Antaño, cuando los caminos llevaban a un sitio nada más, se decía que todos llevaban a Roma. No conozco la génesis del dicho, así que me la invento: todos los caminos llevan al Señor, ese señor (dicen, que yo no lo he visto) tan blanco y tan puro pero tan barbudo que orquesta plagas y benéficas iluminaciones desde un trono etéreo que sostienen ángeles de pubis romo y espalda ornada con plumas resplandecientes, envidia de las palomas. O quizás se quiere decir sólo eso: todos los caminos llevan a Roma. A su bullicio civilizante, a su espesor de mármoles y bronces, a su lujo y a su miseria, a su sinopsis de los extremos. Ahora que las sendas dibujan laberintos sobre este globo maltratado y que los asfaltos se abigarran para digerir desplazamientos (físicos o espirituales), neumáticos ansiosos y carrocerías tan aerodinámicas que el viento ni la nota, ahora ya no importa que la Historia sea una ciudad asaeteada de travesías.

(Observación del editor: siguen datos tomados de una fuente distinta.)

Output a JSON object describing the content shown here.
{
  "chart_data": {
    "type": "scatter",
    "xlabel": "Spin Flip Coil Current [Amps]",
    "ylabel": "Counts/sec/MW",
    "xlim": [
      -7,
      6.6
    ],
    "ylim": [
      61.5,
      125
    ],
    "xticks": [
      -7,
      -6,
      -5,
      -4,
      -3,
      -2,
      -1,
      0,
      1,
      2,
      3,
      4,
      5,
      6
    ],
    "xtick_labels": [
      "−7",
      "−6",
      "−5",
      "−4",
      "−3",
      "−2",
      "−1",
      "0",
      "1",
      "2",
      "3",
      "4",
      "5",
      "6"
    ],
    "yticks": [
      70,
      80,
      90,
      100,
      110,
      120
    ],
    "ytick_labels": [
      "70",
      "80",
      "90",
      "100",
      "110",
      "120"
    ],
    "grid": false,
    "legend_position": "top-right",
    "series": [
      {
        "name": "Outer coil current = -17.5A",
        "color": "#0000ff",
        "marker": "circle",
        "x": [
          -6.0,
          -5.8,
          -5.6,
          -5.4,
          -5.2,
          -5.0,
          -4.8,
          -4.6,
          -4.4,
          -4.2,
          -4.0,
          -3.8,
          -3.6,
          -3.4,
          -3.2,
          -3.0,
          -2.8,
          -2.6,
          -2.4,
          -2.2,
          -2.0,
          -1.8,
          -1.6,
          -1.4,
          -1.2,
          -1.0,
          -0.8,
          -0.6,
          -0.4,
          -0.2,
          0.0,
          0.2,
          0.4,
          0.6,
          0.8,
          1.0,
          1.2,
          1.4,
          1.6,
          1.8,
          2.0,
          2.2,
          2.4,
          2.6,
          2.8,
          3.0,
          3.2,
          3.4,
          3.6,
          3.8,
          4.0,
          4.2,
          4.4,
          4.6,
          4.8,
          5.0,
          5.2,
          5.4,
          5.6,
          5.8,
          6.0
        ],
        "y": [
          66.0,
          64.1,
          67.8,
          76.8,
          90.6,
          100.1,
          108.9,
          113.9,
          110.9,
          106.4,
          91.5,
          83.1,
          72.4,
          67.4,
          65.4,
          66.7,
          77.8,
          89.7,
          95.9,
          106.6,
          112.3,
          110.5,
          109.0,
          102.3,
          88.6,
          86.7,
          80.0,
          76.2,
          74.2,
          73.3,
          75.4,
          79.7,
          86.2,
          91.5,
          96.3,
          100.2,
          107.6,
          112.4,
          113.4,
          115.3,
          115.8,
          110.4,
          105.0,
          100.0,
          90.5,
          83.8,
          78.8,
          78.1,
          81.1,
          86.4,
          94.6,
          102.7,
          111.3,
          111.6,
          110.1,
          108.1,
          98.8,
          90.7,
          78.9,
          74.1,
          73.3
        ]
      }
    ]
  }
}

Roma era una damita concupiscente que hacía su vestido transparente bañándolo en la orilla de dos mares. Tras la "limes", hombres-bestia de anatomía explícita y escandalosa se cansaron de soñar barbaridades y quisieron tocarlas con las manos duras, violando a la muchacha, despreocupada de fantasías y amenazas. Roma es un eco de célebres corceles cabalgando al encuentro del Futuro. Roma es orgía y recogimiento, bacanal y austeridad, banalidad y transcendencia. Roma es el Tíber lanzando al Tirreno el aliento de la Toscana. Roma es un Imperio regido por un caballo. Roma es un Emperador quemando las cortinas. Roma es Musa y desgracia de ambiciones y de ensueños. Roma es el Arte tornado en multitud. Roma es la Historia jugando mal al escondite. Roma es un perro en vela, ladrando fanfarrón al trajín oscurecido de las arquitecturas. Roma es un violín trinando al oído de pétreas cabalgaduras. Roma es un "condottiero" acongojado por el bullicio. Un cetro fenecido que el viento acaricia pero no asume. Roma es un roto corazón de artista, quebrado, ay, de tanta belleza. "Dejé palomas tristes junto a un río,/caballos sobre el sol de las arenas,/dejé de oler la mar, dejé de verte./Dejé por ti todo lo que era mío./Dame tú, Roma, a cambio de mis penas,/tanto como dejé para tenerte", gritaba Alberti, timonel comunista de un nostálgico velero. Roma es, pues, el sufrimiento dulce del poeta. La fascinación lacerante. Los ojos abrasados de mirar lo que se ama, fijamente, sin cabida el parpadeo. Roma es la Eternidad mirándose comer helado al brocal de una "fontana". Roma es esa gota infinita cuajada de Historia que empapa nuestro pasado.